Ce sont les demandes qui se ressemblent qui vous intéressent. Quand elles tournent toutes autour d’un même besoin sans gabarit, une famille de pages qui n’existe pas par exemple, c’est votre arborescence qui n’accueille plus votre offre. Des quatre relevés, c’est le seul qui porte sur la structure du site, et le seul qu’une correction ponctuelle ne règle pas.
Vous ressaisissez à la main ce que le site a déjà reçu
Suivez le trajet d’une demande reçue par un formulaire, depuis l’envoi par le visiteur jusqu’à son arrivée dans l’outil où vos commerciaux travaillent, et comptez les copier-coller sur ce trajet. Un formulaire qui produit un courriel, recopié dans un tableur, puis du tableur dans votre outil de suivi commercial, en demande deux pour une seule demande reçue.
Ce trajet se corrige sans toucher au reste, en raccordant vos formulaires aux outils que vos équipes utilisent déjà. C’est le seul des quatre relevés qui ne pousse vers aucune refonte. Il entre dans son périmètre dès qu’elle est décidée pour une autre raison, parce que les formulaires se réécrivent de toute façon à ce moment-là.
Mise à jour, reprise ciblée ou refonte complète
Confondre ces trois chantiers se paie dans les deux sens. Une refonte de site engagée pour un problème de contenus paie une structure neuve dont personne n’avait besoin.
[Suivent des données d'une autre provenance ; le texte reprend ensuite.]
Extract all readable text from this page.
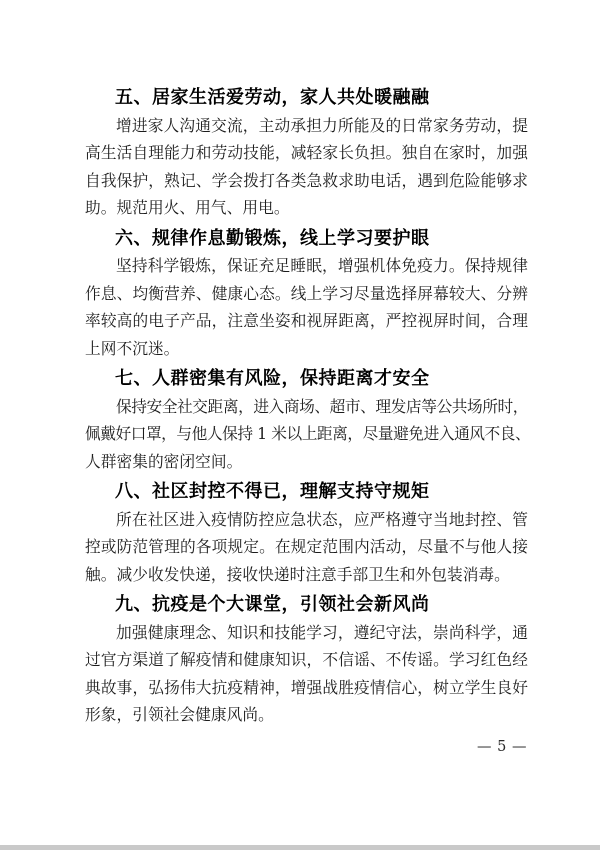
五、居家生活爱劳动，家人共处暖融融
增进家人沟通交流，主动承担力所能及的日常家务劳动，提
高生活自理能力和劳动技能，减轻家长负担。独自在家时，加强
自我保护，熟记、学会拨打各类急救求助电话，遇到危险能够求
助。规范用火、用气、用电。
六、规律作息勤锻炼，线上学习要护眼
坚持科学锻炼，保证充足睡眠，增强机体免疫力。保持规律
作息、均衡营养、健康心态。线上学习尽量选择屏幕较大、分辨
率较高的电子产品，注意坐姿和视屏距离，严控视屏时间，合理
上网不沉迷。
七、人群密集有风险，保持距离才安全
保持安全社交距离，进入商场、超市、理发店等公共场所时，
佩戴好口罩，与他人保持 1 米以上距离，尽量避免进入通风不良、
人群密集的密闭空间。
八、社区封控不得已，理解支持守规矩
所在社区进入疫情防控应急状态，应严格遵守当地封控、管
控或防范管理的各项规定。在规定范围内活动，尽量不与他人接
触。减少收发快递，接收快递时注意手部卫生和外包装消毒。
九、抗疫是个大课堂，引领社会新风尚
加强健康理念、知识和技能学习，遵纪守法，崇尚科学，通
过官方渠道了解疫情和健康知识，不信谣、不传谣。学习红色经
典故事，弘扬伟大抗疫精神，增强战胜疫情信心，树立学生良好
形象，引领社会健康风尚。
— 5 —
Une mise à jour du site posée sur une structure qui ne tient plus laisse le problème entier et la facture à refaire.
Le test qui sépare les trois
Prenez la prochaine offre ou le prochain service que vous comptez lancer, et demandez à la personne qui tient le site où elle le publierait aujourd’hui. Trois réponses sont possibles, et chacune nomme un chantier différent.
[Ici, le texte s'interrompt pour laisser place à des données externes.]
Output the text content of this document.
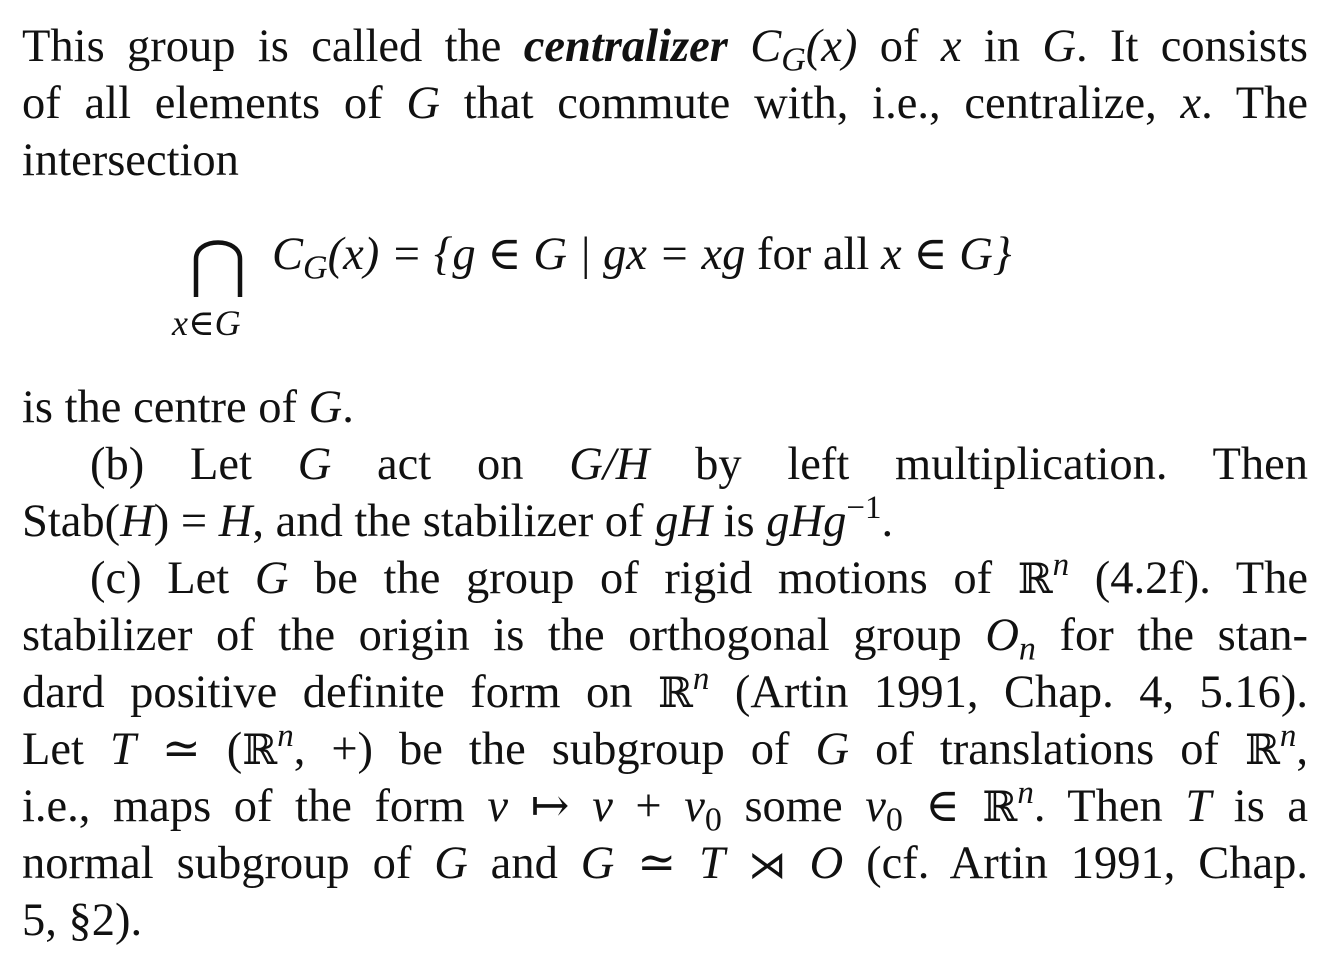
This group is called the centralizer $C_G(x)$ of x in G. It consists
of all elements of G that commute with, i.e., centralize, x. The
intersection
$C_G(x) = \{g$ ∈ G | gx = xg for all x ∈ G}
x∈G
is the centre of G.
(b) Let G act on G/H by left multiplication. Then
Stab(H) = H, and the stabilizer of gH is gHg$^{-1}$.
(c) Let G be the group of rigid motions of ℝ$^n$ (4.2f). The
stabilizer of the origin is the orthogonal group $O_n$ for the stan-
dard positive definite form on ℝ$^n$ (Artin 1991, Chap. 4, 5.16).
Let T ≃ (ℝ$^n$, +) be the subgroup of G of translations of ℝ$^n$,
i.e., maps of the form v ↦ $v + v_0$ some $v_0$ ∈ ℝ$^n$. Then T is a
normal subgroup of G and G ≃ T ⋊ O (cf. Artin 1991, Chap.
5, §2).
Elle crée la page dans un gabarit existant sans rien demander à personne, et votre besoin tient dans une mise à jour : contenus repris, images remplacées, quelques pages ajoutées, sur un périmètre que vous fermez à l’avance.
Elle crée la page mais la classe mal, faute d’endroit prévu pour elle, et vous en êtes à une reprise ciblée, que les devis appellent aussi une refonte partielle : la structure tient, une famille de pages se reprend, le reste du site ne bouge pas.
Elle ne peut pas la créer sans faire intervenir un développeur sur l’ensemble du site : c’est la structure elle-même qui bloque, et la seule des trois situations qui justifie de tout reprendre.
Ce qu’une reprise ciblée règle vraiment
Une reprise ciblée se définit par ce que vos relevés y font entrer. Les vingt pages du premier relevé y entrent une par une. La vitesse et l’affichage sur mobile du deuxième y entrent quand le dépassement se concentre sur ces mêmes pages. Le quatrième y entre par ses formulaires. Vos adresses ne bougent pas, donc les redirections et l’historique qui s’y attache sortent du sujet. La dépense reste engagée sur ce seul périmètre.
Deux choses lui échappent, et les connaître évite de la choisir contre votre intérêt. Le classement des pages reste tel quel, donc une arborescence devenue fausse, celle que désigne le troisième relevé, sort de sa portée. Le socle technique reste tel quel, donc la fin de support arrive à sa date.
Poser la date, et ce que le report coûte entre-temps
Une date de projet se compte à rebours depuis la contrainte la plus proche, pas depuis le moment où le budget se libère. Des deux échéances, une seule sert d’ancre, la fin de support, parce qu’elle est devant vous. Le décret d’accessibilité est derrière, et il ne fixe pas votre départ : si votre activité est visée, il fixe la taille du chantier le jour où vous l’ouvrez.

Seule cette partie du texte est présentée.